Hearing preservation surgery for cochlear implantation--hearing and quality of life after 2 years.

OBJECTIVE: To study the benefits of hearing preservation surgery in cochlear implantation after 2 years. STUDY DESIGN: A retrospective cohort study. SETTING: Performed at a single academic institution between 2008 and 2010 PATIENTS: Thirteen patients (1 bilateral): 43% male and 57% female subjects. Mean age at surgery was 51 years (range, 32-72 yr). Average duration of deafness was 25 years (range, 5-62 yr). INTERVENTION: Hearing preservation cochlear implantation surgery performed with the Med-El FlexEAS electrode. MAIN OUTCOME MEASURES: Pure tone thresholds, speech perception in quiet and noise and quality of life (Abbreviated Profile of Hearing Aid Benefit [APHAB] and Glasgow Hearing Aid Benefit [GHABP Scales] up to and including 2 years after surgery. RESULTS: At the first postoperative audiogram, the hearing preservation rate was 100% (complete (42.9%), partial (50%), and minimal (7.1%)).
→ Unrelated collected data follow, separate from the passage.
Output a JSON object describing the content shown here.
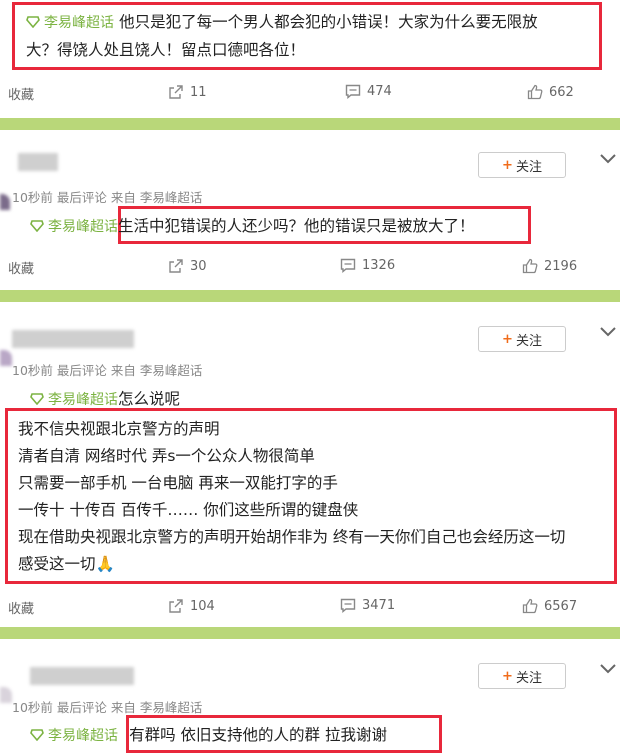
{
  "topic_name": "李易峰超话",
  "follow_label": "关注",
  "collect_label": "收藏",
  "meta": {
    "time": "10秒前",
    "last_comment": "最后评论",
    "from": "来自",
    "source": "李易峰超话"
  },
  "posts": [
    {
      "lines": [
        "他只是犯了每一个男人都会犯的小错误！大家为什么要无限放",
        "大？得饶人处且饶人！留点口德吧各位！"
      ],
      "shares": "11",
      "comments": "474",
      "likes": "662"
    },
    {
      "lines": [
        "生活中犯错误的人还少吗？他的错误只是被放大了！"
      ],
      "shares": "30",
      "comments": "1326",
      "likes": "2196"
    },
    {
      "topic_suffix": "怎么说呢",
      "lines": [
        "我不信央视跟北京警方的声明",
        "清者自清 网络时代 弄s一个公众人物很简单",
        "只需要一部手机 一台电脑 再来一双能打字的手",
        "一传十 十传百 百传千…… 你们这些所谓的键盘侠",
        "现在借助央视跟北京警方的声明开始胡作非为 终有一天你们自己也会经历这一切",
        "感受这一切"
      ],
      "emoji": "🙏",
      "shares": "104",
      "comments": "3471",
      "likes": "6567"
    },
    {
      "lines": [
        "有群吗 依旧支持他的人的群 拉我谢谢"
      ]
    }
  ]
}
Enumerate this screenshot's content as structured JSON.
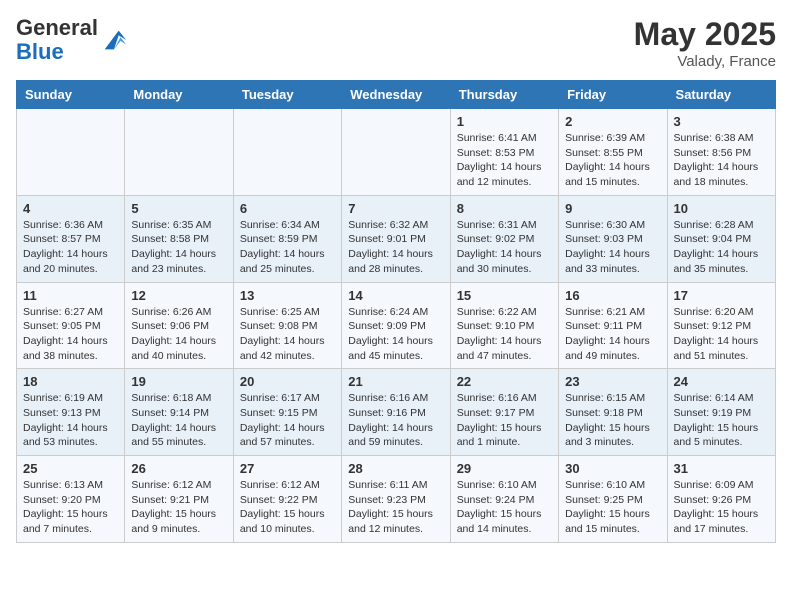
{
  "header": {
    "logo_general": "General",
    "logo_blue": "Blue",
    "month_year": "May 2025",
    "location": "Valady, France"
  },
  "days_of_week": [
    "Sunday",
    "Monday",
    "Tuesday",
    "Wednesday",
    "Thursday",
    "Friday",
    "Saturday"
  ],
  "weeks": [
    [
      {
        "day": "",
        "content": ""
      },
      {
        "day": "",
        "content": ""
      },
      {
        "day": "",
        "content": ""
      },
      {
        "day": "",
        "content": ""
      },
      {
        "day": "1",
        "content": "Sunrise: 6:41 AM\nSunset: 8:53 PM\nDaylight: 14 hours and 12 minutes."
      },
      {
        "day": "2",
        "content": "Sunrise: 6:39 AM\nSunset: 8:55 PM\nDaylight: 14 hours and 15 minutes."
      },
      {
        "day": "3",
        "content": "Sunrise: 6:38 AM\nSunset: 8:56 PM\nDaylight: 14 hours and 18 minutes."
      }
    ],
    [
      {
        "day": "4",
        "content": "Sunrise: 6:36 AM\nSunset: 8:57 PM\nDaylight: 14 hours and 20 minutes."
      },
      {
        "day": "5",
        "content": "Sunrise: 6:35 AM\nSunset: 8:58 PM\nDaylight: 14 hours and 23 minutes."
      },
      {
        "day": "6",
        "content": "Sunrise: 6:34 AM\nSunset: 8:59 PM\nDaylight: 14 hours and 25 minutes."
      },
      {
        "day": "7",
        "content": "Sunrise: 6:32 AM\nSunset: 9:01 PM\nDaylight: 14 hours and 28 minutes."
      },
      {
        "day": "8",
        "content": "Sunrise: 6:31 AM\nSunset: 9:02 PM\nDaylight: 14 hours and 30 minutes."
      },
      {
        "day": "9",
        "content": "Sunrise: 6:30 AM\nSunset: 9:03 PM\nDaylight: 14 hours and 33 minutes."
      },
      {
        "day": "10",
        "content": "Sunrise: 6:28 AM\nSunset: 9:04 PM\nDaylight: 14 hours and 35 minutes."
      }
    ],
    [
      {
        "day": "11",
        "content": "Sunrise: 6:27 AM\nSunset: 9:05 PM\nDaylight: 14 hours and 38 minutes."
      },
      {
        "day": "12",
        "content": "Sunrise: 6:26 AM\nSunset: 9:06 PM\nDaylight: 14 hours and 40 minutes."
      },
      {
        "day": "13",
        "content": "Sunrise: 6:25 AM\nSunset: 9:08 PM\nDaylight: 14 hours and 42 minutes."
      },
      {
        "day": "14",
        "content": "Sunrise: 6:24 AM\nSunset: 9:09 PM\nDaylight: 14 hours and 45 minutes."
      },
      {
        "day": "15",
        "content": "Sunrise: 6:22 AM\nSunset: 9:10 PM\nDaylight: 14 hours and 47 minutes."
      },
      {
        "day": "16",
        "content": "Sunrise: 6:21 AM\nSunset: 9:11 PM\nDaylight: 14 hours and 49 minutes."
      },
      {
        "day": "17",
        "content": "Sunrise: 6:20 AM\nSunset: 9:12 PM\nDaylight: 14 hours and 51 minutes."
      }
    ],
    [
      {
        "day": "18",
        "content": "Sunrise: 6:19 AM\nSunset: 9:13 PM\nDaylight: 14 hours and 53 minutes."
      },
      {
        "day": "19",
        "content": "Sunrise: 6:18 AM\nSunset: 9:14 PM\nDaylight: 14 hours and 55 minutes."
      },
      {
        "day": "20",
        "content": "Sunrise: 6:17 AM\nSunset: 9:15 PM\nDaylight: 14 hours and 57 minutes."
      },
      {
        "day": "21",
        "content": "Sunrise: 6:16 AM\nSunset: 9:16 PM\nDaylight: 14 hours and 59 minutes."
      },
      {
        "day": "22",
        "content": "Sunrise: 6:16 AM\nSunset: 9:17 PM\nDaylight: 15 hours and 1 minute."
      },
      {
        "day": "23",
        "content": "Sunrise: 6:15 AM\nSunset: 9:18 PM\nDaylight: 15 hours and 3 minutes."
      },
      {
        "day": "24",
        "content": "Sunrise: 6:14 AM\nSunset: 9:19 PM\nDaylight: 15 hours and 5 minutes."
      }
    ],
    [
      {
        "day": "25",
        "content": "Sunrise: 6:13 AM\nSunset: 9:20 PM\nDaylight: 15 hours and 7 minutes."
      },
      {
        "day": "26",
        "content": "Sunrise: 6:12 AM\nSunset: 9:21 PM\nDaylight: 15 hours and 9 minutes."
      },
      {
        "day": "27",
        "content": "Sunrise: 6:12 AM\nSunset: 9:22 PM\nDaylight: 15 hours and 10 minutes."
      },
      {
        "day": "28",
        "content": "Sunrise: 6:11 AM\nSunset: 9:23 PM\nDaylight: 15 hours and 12 minutes."
      },
      {
        "day": "29",
        "content": "Sunrise: 6:10 AM\nSunset: 9:24 PM\nDaylight: 15 hours and 14 minutes."
      },
      {
        "day": "30",
        "content": "Sunrise: 6:10 AM\nSunset: 9:25 PM\nDaylight: 15 hours and 15 minutes."
      },
      {
        "day": "31",
        "content": "Sunrise: 6:09 AM\nSunset: 9:26 PM\nDaylight: 15 hours and 17 minutes."
      }
    ]
  ]
}
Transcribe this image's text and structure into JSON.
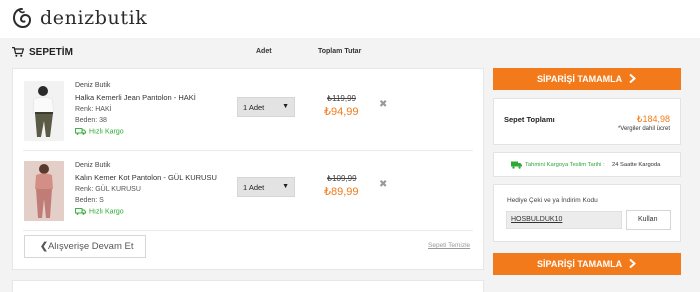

After 24 months, the breakdown was complete (25%), partial (12.5%), minimal (37.5%) and complete loss (12.5%). There was a trend in improvement in all areas of APHAB) with significant improvements in the background noise and reverberation categories as well as the global scores. The GHABP scores showed high levels of use, benefit, and low levels of residual disease. CONCLUSION: Hearing preservation can be achieved in the short term but deteriorates with time over the medium term at a rate greater than that can be expected with the natural progression of the disease. Patients show benefits in speech outcomes and quality of life regardless of whether hearing preservation was achieved in the medium term.